First, First will be checked to see if it has an __init__, since First comes first in the MRO. Since in this case 'First' doesn't have an __init__, so Second is called. Had there been an __init__ in First, only that would have been called.

Answer 2

In addition to the good answers already posted, here is some additional info:

• Old-style classes (those that don't derive from object) have a depth-first method resolution order. Old-style classes call their super classes in the way that you are used to.

• New-style classes (those that do derive from object) have a more complicated method resolution order. At the highest level it is akin to breadth first, but is more complex than that. See this page for an excellent explanation. Using "super()" allows new style classes to follow this method resolution order.

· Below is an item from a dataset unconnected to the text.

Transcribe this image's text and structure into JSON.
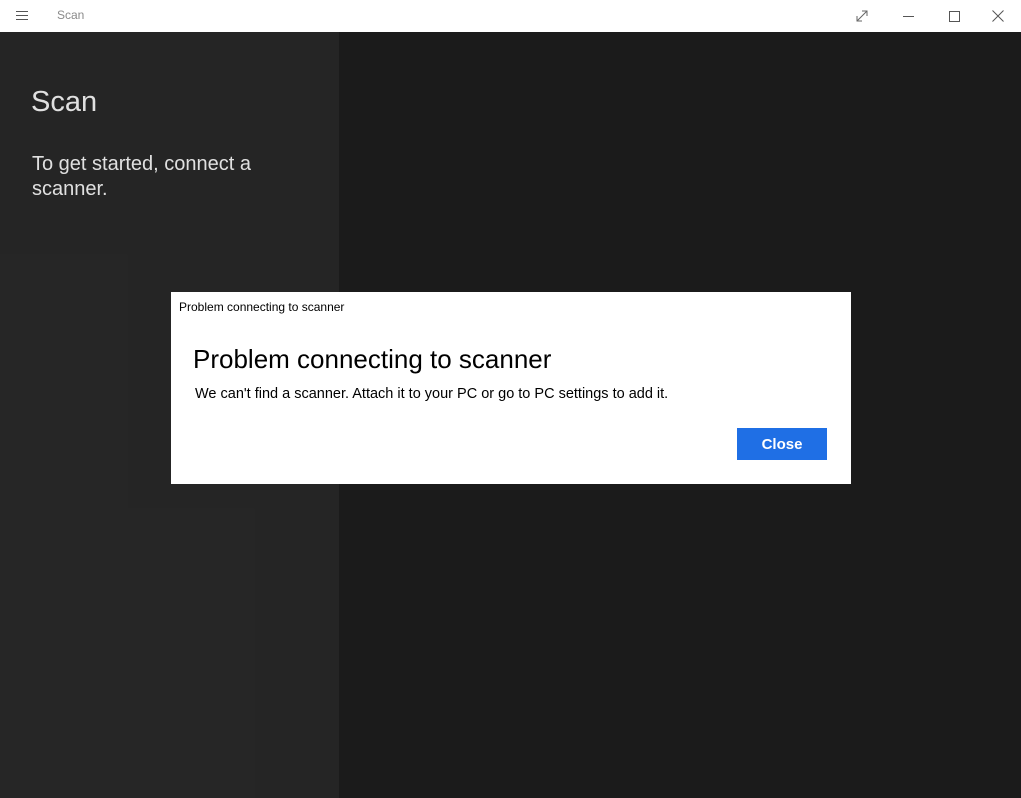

• If you are using new-style classes, you can still use the old-style of calling super classes and your code will still work. The differences only become apparent for more complicated multiple-inheritance patterns.

Answer 3

The reason that super is prefereable for modern (new style) classes is that it allows cooperative multiple inheritance. Here's an example.

>>> class Foo(object):
...     def display(self):
...         print "In Foo"
... 
>>> class Foo2(Foo):
...     def display(self):
...         print "In Foo2"
...         super(Foo2, self).display()
...         print "Back in Foo2"
... 
>>> class Bar(Foo):
...     def display(self):
...         print "In Bar"
...         super(Bar, self).display()
...         print "Back in Bar"
... 
>>> class FooBar(Foo2, Bar):
...     pass
... 
>>> FooBar().display()
In Foo2
In Bar
In Foo
Back in Bar
Back in Foo2
>>> class BarFoo(Bar, Foo2):
...     pass
... 
>>> BarFoo().display()
In Bar
In Foo2
In Foo
Back in Foo2
Back in Bar

Note that I didn't do anything to change the display method on the superclasses but I got different display methods on the subclasses by changing the order in which I arranged the superclasses. BarFoo and FooBar have different methods. This is because they have different Method Resolution Orders

>>> BarFoo.__mro__
(<class '__main__.BarFoo'>, <class '__main__.Bar'>, <class '__main__.Foo2'>, <class '__main__.Foo'>, <type 'object'>)
>>> FooBar.__mro__
(<class '__main__.FooBar'>, <class '__main__.Foo2'>, <class '__main__.Bar'>, <class '__main__.Foo'>, <type 'object'>)

This means that super resolves to a different class for each subclass that it's called in. This allows for each overriding method to change a small part of what's going on and still let every other superclass contribute to the method call as long as they're willing to play nicely.